Chemosensory cues to conspecific emotional stress activate amygdala in humans

Abstract

Alarm substances are airborne chemical signals, released by an individual into the environment, which communicate emotional stress between conspecifics. Here we tested whether humans, like other mammals, are able to detect emotional stress in others by chemosensory cues. Sweat samples collected from individuals undergoing an acute emotional stressor, with exercise as a control, were pooled and presented to a separate group of participants (blind to condition) during four experiments. In an fMRI experiment and its replication, we showed that scanned participants showed amygdala activation in response to samples obtained from donors undergoing an emotional, but not physical, stressor. An odor-discrimination experiment suggested the effect was primarily due to emotional, and not odor, differences between the two stimuli. A fourth experiment investigated behavioral effects, demonstrating that stress samples sharpened emotion-perception of ambiguous facial stimuli. Together, our findings suggest human chemosensory signaling of emotional stress, with neurobiological and behavioral effects.

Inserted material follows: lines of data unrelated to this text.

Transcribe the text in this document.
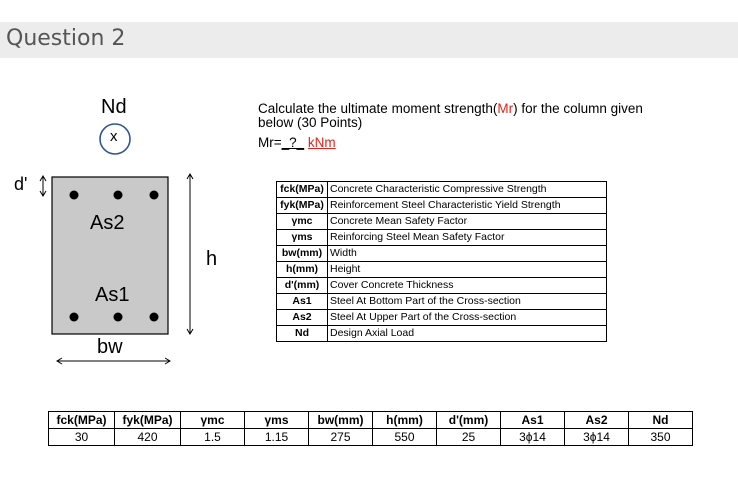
Question 2
Nd
x
d'
As2
As1
h
bw
Calculate the ultimate moment strength(Mr) for the column given
below (30 Points)
Mr=_?_ kNm
fck(MPa)	Concrete Characteristic Compressive Strength
fyk(MPa)	Reinforcement Steel Characteristic Yield Strength
γmc	Concrete Mean Safety Factor
γms	Reinforcing Steel Mean Safety Factor
bw(mm)	Width
h(mm)	Height
d'(mm)	Cover Concrete Thickness
As1	Steel At Bottom Part of the Cross-section
As2	Steel At Upper Part of the Cross-section
Nd	Design Axial Load
fck(MPa)	fyk(MPa)	γmc	γms	bw(mm)	h(mm)	d'(mm)	As1	As2	Nd
30	420	1.5	1.15	275	550	25	3ϕ14	3ϕ14	350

Figure 1. During the fMRI scans, participants' breathing was synchronized via a continuously expanding and contracting circle (a), which cued inhalation and exhalation, respectively.

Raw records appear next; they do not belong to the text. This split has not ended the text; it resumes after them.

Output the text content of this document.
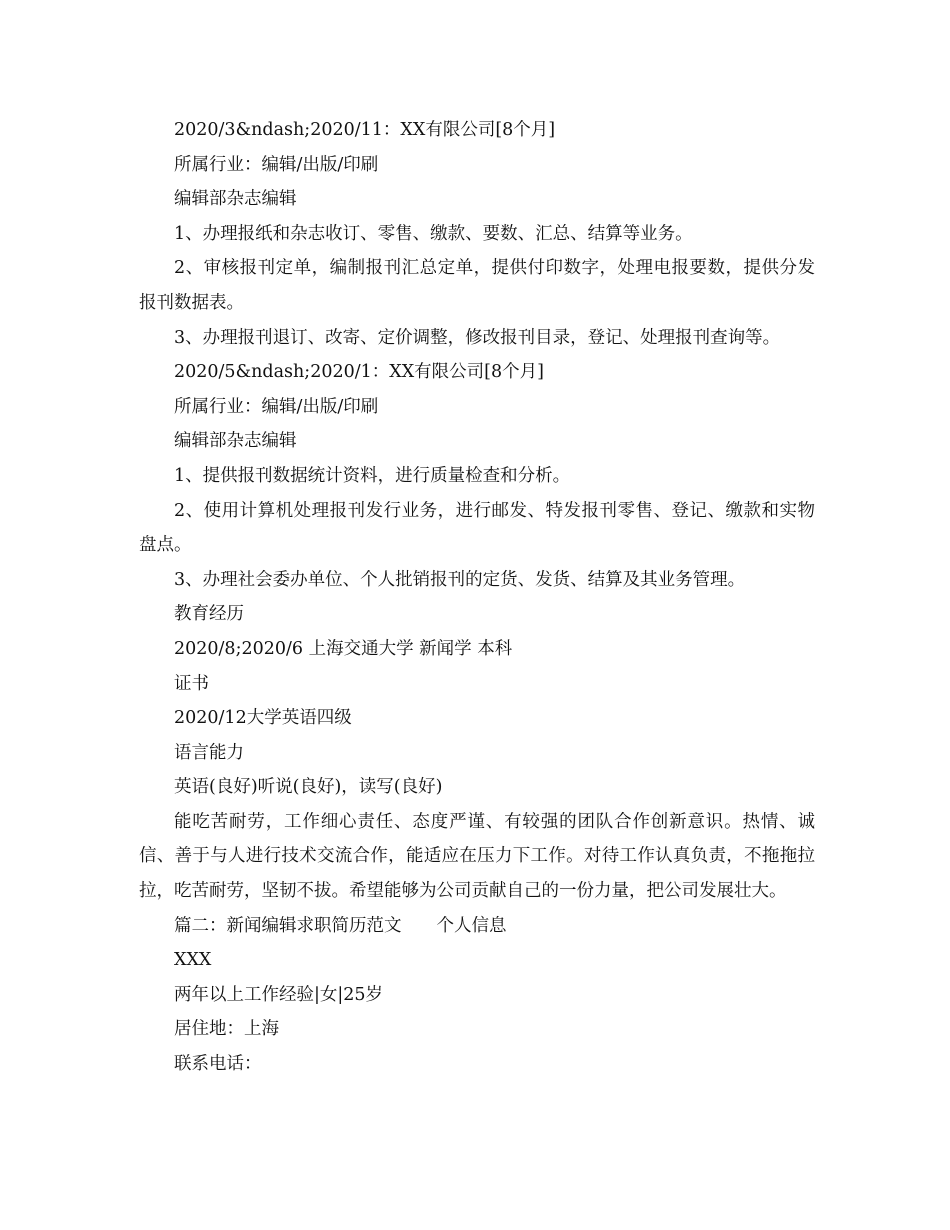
2020/3&ndash;2020/11：XX有限公司[8个月]

所属行业：编辑/出版/印刷

编辑部杂志编辑

1、办理报纸和杂志收订、零售、缴款、要数、汇总、结算等业务。

2、审核报刊定单，编制报刊汇总定单，提供付印数字，处理电报要数，提供分发报刊数据表。

3、办理报刊退订、改寄、定价调整，修改报刊目录，登记、处理报刊查询等。

2020/5&ndash;2020/1：XX有限公司[8个月]

所属行业：编辑/出版/印刷

编辑部杂志编辑

1、提供报刊数据统计资料，进行质量检查和分析。

2、使用计算机处理报刊发行业务，进行邮发、特发报刊零售、登记、缴款和实物盘点。

3、办理社会委办单位、个人批销报刊的定货、发货、结算及其业务管理。

教育经历

2020/8;2020/6 上海交通大学 新闻学 本科

证书

2020/12大学英语四级

语言能力

英语(良好)听说(良好)，读写(良好)

能吃苦耐劳，工作细心责任、态度严谨、有较强的团队合作创新意识。热情、诚信、善于与人进行技术交流合作，能适应在压力下工作。对待工作认真负责，不拖拖拉拉，吃苦耐劳，坚韧不拔。希望能够为公司贡献自己的一份力量，把公司发展壮大。

篇二：新闻编辑求职简历范文　　个人信息

XXX

两年以上工作经验|女|25岁

居住地：上海

联系电话：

Stress and exercise sweat were presented in a randomized block design, with each 20s block comprised of four inhalations-exhalations (b), timed to a five-second cycle.

Figure 2. Breathing stress-derived sweat modulates the amygdala, the primary brain region associated with emotional processing.

The unmasked activation map (a) reflects the STRESS−EXERCISE contrast, and was produced using height threshold t = 3.7, p<0.001 (uncorrected) and extent threshold k = 5 voxels. The MNI coordinates of the maximally activated voxel, located in the left amygdala, are [x = −27, y = −6, z = −12] (t = 5.21/Z = 3.88; p _{(small-volume-corrected)} = 0.008). Inspection of the mean response to STRESS-REST and EXERCISE-REST contrasts (b) initially appeared to suggest mean deactivation in response to EXERCISE sweat. However, once we factored in the variance (c), it became clear that the effect for the STRESS-EXERICISE contrast was predominantly due to activation in response to the STRESS condition, rather than to deactivation in response to the EXERCISE condition, as only the former showed statistically significant changes from baseline.

Figure 3. Full-brain activation maps for replication fMRI study, showing activation levels (STRESS>EXERCISE) in warm colors and de-activations (EXERCISE>STRESS) in cool colors, showed that differences between the two conditions were most pronounced in the amygdala, with no significant de-activations.

These images were produced at p<0.005, with extent threshold = 5 voxels. Table 1 provides a list of all significantly activated clusters corresponding to this whole-brain random-effects analysis.

Figure 4. On Likert Scales, participants rated both conditions as mild and neutral; there were no significant differences between their ratings between conditions.

A separate forced-choice discrimination experiment additionally indicated that participants were unable to distinguish between the two odors. Together, these suggest that the amygdala activation seen in response to the STRESS, but not EXERCISE, sweat was due to engagement of emotional processing rather than perception of distinct odors.

Figure 5. Psychometric curves generated by a forced-choice assessment of ambiguous threat show sharpened discrimination between threat and non-threat while breathing stress-derived sweat.

For each participant, data for each condition (STRESS, EXERCISE) were fitted with the sigmoid function, where p ₀ and p ₀+Δp define upper and lower asymptotes, A₀ is the inflection point, and σ defines slope. Significant differences between conditions were seen for slope, with individuals under the STRESS condition more closely approximating ideal perceptual discrimination, shown by the dotted line.

Figure 6. Gas chromatography mass spectroscopy analyses of exercise sweat samples were used to validate that our collection and aqueous extraction methods were capable of sampling over hydrophobic (steroid) components in human apocrine sweat.

Total ion count gas chromatography trace of aqueous human sweat extract shows the presence of cholesterol, which is hydrophobic.

Figure 7. Gas chromatography mass spectroscopy analyses of exercise sweat samples were used to validate that our collection and aqueous extraction methods were capable of sampling over hydrophobic (steroid) components in human apocrine sweat.

Mass spectrum of retention time 19.512 minutes shows the presence of human steroids found in apocrine sweat.

Figure 8. Gas chromatography mass spectroscopy analyses of exercise sweat samples were used to validate that our collection and aqueous extraction methods were capable of sampling over hydrophobic (steroid) components in human apocrine sweat.

Mass spectrum of retention time 20.655 minutes shows the presence of human steroids found in apocrine sweat.